To each pyramid there was associated a mortuary temple, in which rites were celebrated - sometimes for hundreds of years, or as long as the endowment lasted - to ensure the king's continued existence in the afterlife. The mortuary temple was attached to its pyramid by a causeway; earlier it faced north, towards the circumpolar stars, but later it faced east, towards the rising sun.
The historical development of Egyptian tombs comprised:
The multivalent symbolism of the Egyptian pyramids, in which one and the same icon carries multiple interpretations, is found in many non-Western cultures. But to the Egyptians, it was even more. Their deep belief in magic meant that the pyramids, to them, were not merely symbolic but physically effective: the pharaoh was actually reborn each morning from the mound of creation, actually crossed the sky each day with Re, and actually crossed the sky each night with the circumpolar stars.

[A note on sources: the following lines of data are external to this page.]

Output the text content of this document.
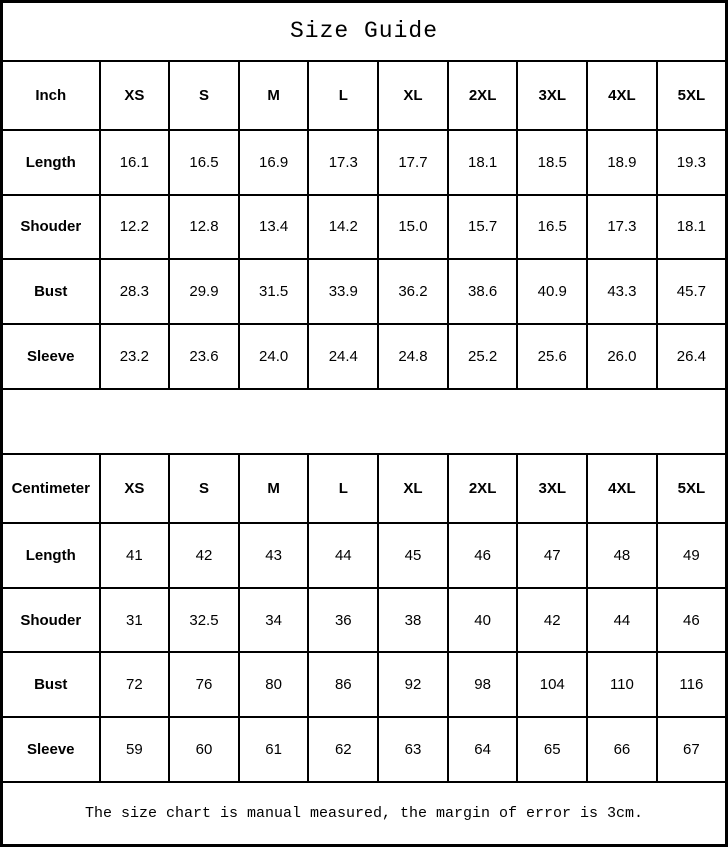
Size Guide									
Inch	XS	S	M	L	XL	2XL	3XL	4XL	5XL
Length	16.1	16.5	16.9	17.3	17.7	18.1	18.5	18.9	19.3
Shouder	12.2	12.8	13.4	14.2	15.0	15.7	16.5	17.3	18.1
Bust	28.3	29.9	31.5	33.9	36.2	38.6	40.9	43.3	45.7
Sleeve	23.2	23.6	24.0	24.4	24.8	25.2	25.6	26.0	26.4

Centimeter	XS	S	M	L	XL	2XL	3XL	4XL	5XL
Length	41	42	43	44	45	46	47	48	49
Shouder	31	32.5	34	36	38	40	42	44	46
Bust	72	76	80	86	92	98	104	110	116
Sleeve	59	60	61	62	63	64	65	66	67
The size chart is manual measured, the margin of error is 3cm.									
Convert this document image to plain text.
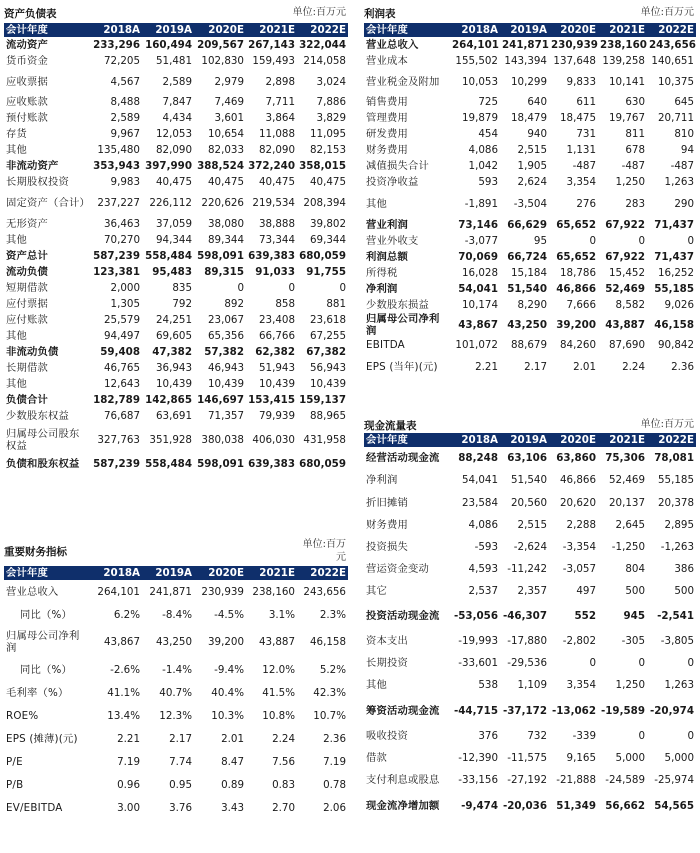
资产负债表	单位:百万元
会计年度	2018A	2019A	2020E	2021E	2022E
流动资产	233,296	160,494	209,567	267,143	322,044
货币资金	72,205	51,481	102,830	159,493	214,058
应收票据	4,567	2,589	2,979	2,898	3,024
应收账款	8,488	7,847	7,469	7,711	7,886
预付账款	2,589	4,434	3,601	3,864	3,829
存货	9,967	12,053	10,654	11,088	11,095
其他	135,480	82,090	82,033	82,090	82,153
非流动资产	353,943	397,990	388,524	372,240	358,015
长期股权投资	9,983	40,475	40,475	40,475	40,475
固定资产（合计）	237,227	226,112	220,626	219,534	208,394
无形资产	36,463	37,059	38,080	38,888	39,802
其他	70,270	94,344	89,344	73,344	69,344
资产总计	587,239	558,484	598,091	639,383	680,059
流动负债	123,381	95,483	89,315	91,033	91,755
短期借款	2,000	835	0	0	0
应付票据	1,305	792	892	858	881
应付账款	25,579	24,251	23,067	23,408	23,618
其他	94,497	69,605	65,356	66,766	67,255
非流动负债	59,408	47,382	57,382	62,382	67,382
长期借款	46,765	36,943	46,943	51,943	56,943
其他	12,643	10,439	10,439	10,439	10,439
负债合计	182,789	142,865	146,697	153,415	159,137
少数股东权益	76,687	63,691	71,357	79,939	88,965
归属母公司股东权益	327,763	351,928	380,038	406,030	431,958
负债和股东权益	587,239	558,484	598,091	639,383	680,059
重要财务指标
单位:百万元
会计年度	2018A	2019A	2020E	2021E	2022E
营业总收入	264,101	241,871	230,939	238,160	243,656
同比（%）	6.2%	-8.4%	-4.5%	3.1%	2.3%
归属母公司净利润	43,867	43,250	39,200	43,887	46,158
同比（%）	-2.6%	-1.4%	-9.4%	12.0%	5.2%
毛利率（%）	41.1%	40.7%	40.4%	41.5%	42.3%
ROE%	13.4%	12.3%	10.3%	10.8%	10.7%
EPS (摊薄)(元)	2.21	2.17	2.01	2.24	2.36
P/E	7.19	7.74	8.47	7.56	7.19
P/B	0.96	0.95	0.89	0.83	0.78
EV/EBITDA	3.00	3.76	3.43	2.70	2.06
利润表	单位:百万元
会计年度	2018A	2019A	2020E	2021E	2022E
营业总收入	264,101	241,871	230,939	238,160	243,656
营业成本	155,502	143,394	137,648	139,258	140,651
营业税金及附加	10,053	10,299	9,833	10,141	10,375
销售费用	725	640	611	630	645
管理费用	19,879	18,479	18,475	19,767	20,711
研发费用	454	940	731	811	810
财务费用	4,086	2,515	1,131	678	94
减值损失合计	1,042	1,905	-487	-487	-487
投资净收益	593	2,624	3,354	1,250	1,263
其他	-1,891	-3,504	276	283	290
营业利润	73,146	66,629	65,652	67,922	71,437
营业外收支	-3,077	95	0	0	0
利润总额	70,069	66,724	65,652	67,922	71,437
所得税	16,028	15,184	18,786	15,452	16,252
净利润	54,041	51,540	46,866	52,469	55,185
少数股东损益	10,174	8,290	7,666	8,582	9,026
归属母公司净利润	43,867	43,250	39,200	43,887	46,158
EBITDA	101,072	88,679	84,260	87,690	90,842
EPS (当年)(元)	2.21	2.17	2.01	2.24	2.36
现金流量表	单位:百万元
会计年度	2018A	2019A	2020E	2021E	2022E
经营活动现金流	88,248	63,106	63,860	75,306	78,081
净利润	54,041	51,540	46,866	52,469	55,185
折旧摊销	23,584	20,560	20,620	20,137	20,378
财务费用	4,086	2,515	2,288	2,645	2,895
投资损失	-593	-2,624	-3,354	-1,250	-1,263
营运资金变动	4,593	-11,242	-3,057	804	386
其它	2,537	2,357	497	500	500
投资活动现金流	-53,056	-46,307	552	945	-2,541
资本支出	-19,993	-17,880	-2,802	-305	-3,805
长期投资	-33,601	-29,536	0	0	0
其他	538	1,109	3,354	1,250	1,263
筹资活动现金流	-44,715	-37,172	-13,062	-19,589	-20,974
吸收投资	376	732	-339	0	0
借款	-12,390	-11,575	9,165	5,000	5,000
支付利息或股息	-33,156	-27,192	-21,888	-24,589	-25,974
现金流净增加额	-9,474	-20,036	51,349	56,662	54,565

It may seem odd that the deceased - and we are talking here about elite burials in general, not just the pharaohs - could, at the same time, be enjoying a conventional afterlife in their underground tomb-houses, hobnobbing with Osiris in the Fields of the Dead, swirling around the north pole on a cosmic journey, and sailing with Re on his solar barque. The Egyptians had an answer to this too. They divided the person into multiple aspects, that coexisted in life but separated in death to perform all these (and many other) functions: the Ba, the Ka, the Shadow, the Name, etc. Even more confusingly, these aspects could reunite in the afterlife - if one was truly blessed - to form a reintegrated personality known as an "effective akh," or as often translated, a "justified one." Every human culture needs some kind of story to reconcile the difference between the deceased (decaying) in his tomb and the deceased (immortal) in heaven, but Egypt took this farther than anyone - you could live forever in the earth, in your well-supplied tomb, and in heaven, and still be you.